Second attempt (not counting intermediate attempts that used more moves) (41):
B’ D R2 B’ U2 D2 L2 D (8; block)
U’ L U D’ B’ D (6; edge orientation)
B2 L’ B2 L2 (4; one corner-edge pair)
R B R’ B R B’ R’ B R B2 R’ (11; corner orientation using double Sune)
(D L’ D’ L)3 (12; corner swaps)

Third attempt (31):
R B2 (2; 2×2×2 block with U2 pre-move)
F’ D2 R F’ (4; 2×2×3 block)
R D2 R’ D’ R2 D2 R2 U2 (8; first two layers and undoing premove)
F L2 B’ L’ B L’ F’ (7; edge orientation using wide anti-Sune)
L’ D’ L D’ L D L2 D L2 D2 L’ (11; 2GLL using Rune)

This was actually an unusually good run, though I also exceeded the one-hour limit by quite a lot. I’m running a search for the optimal F2L and Cube Explorer’s getting stuck at depth 14, so 14 moves is actually optimal. I didn’t bother trying to fix the bad edges after making the block, because the F2L pieces happened to magically line up and, well, an optimal F2L happened. The last layer part is coincidentally also 14 moves optimal, so there’s a wastage of four moves in my solution. That said, I exhausted all the two-edge-flipping OLLs I knew and the right wide anti-Sune was the only one that left me with a last layer I already knew how to solve optimally.

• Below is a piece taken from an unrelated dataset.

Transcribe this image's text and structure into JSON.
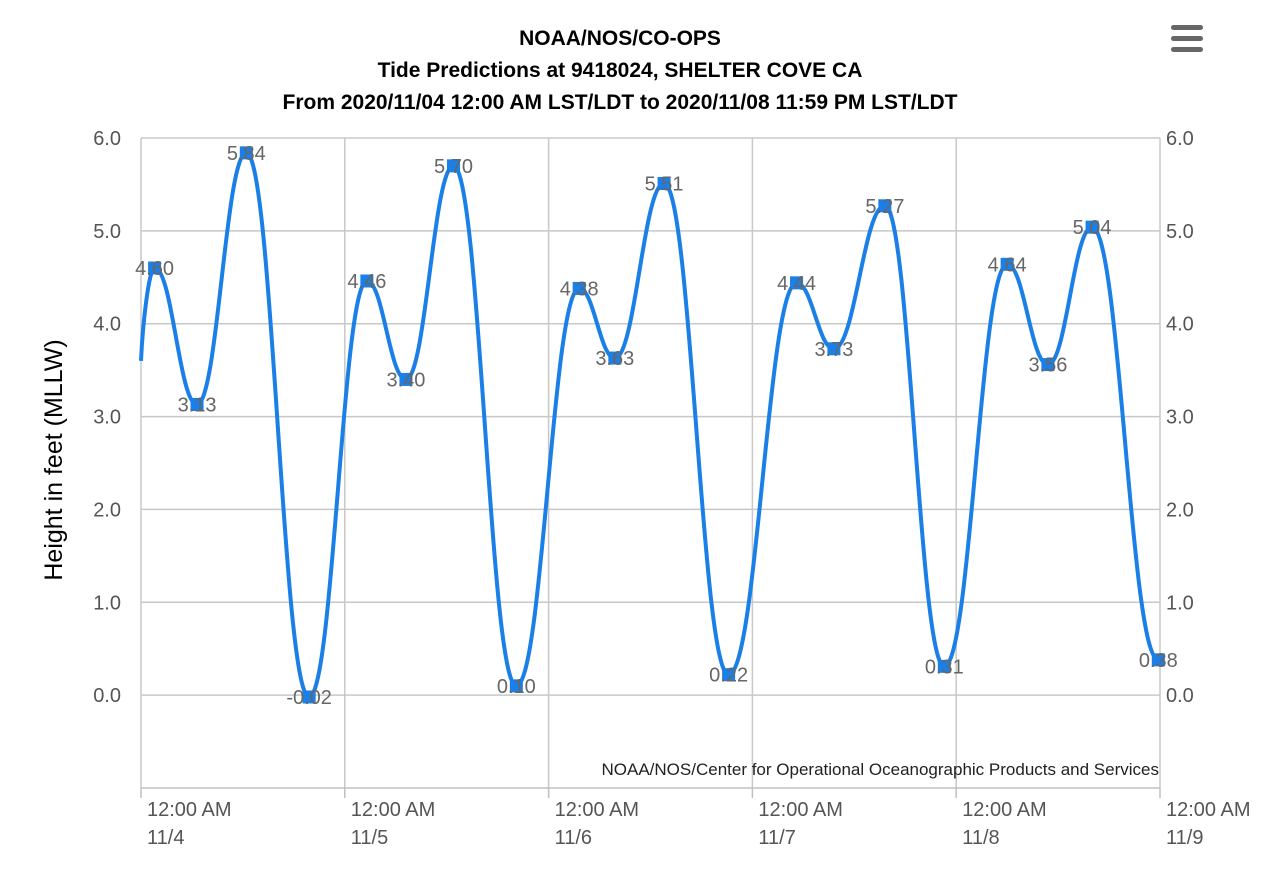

I don’t have a “very huge” repertoire of last layer algorithms (the edge 3-cycles, some corner 3-cycles, the PLLs, random short OLLs, random 2GLLs, random COLLs, etc.) so this “brute-force through algorithms until something works” technique tends to fail more often than it works. Petrus’s site has a list of forty short-ish ZBLL algorithms such that all edge-oriented last layer cases can be solved with at most two of these algorithms. Sounds kinda useful, but >memorising 40 algorithms. It took me seven years to get around to memorising all of OCLL and PLL, and that’s only 28 algorithms!

Oh, and while I was trying to practise the Roux method, all the blocks just lined up, I switched back to Petrus, and I got a 30-move solve without even backtracking. That probably wasn’t a good scramble.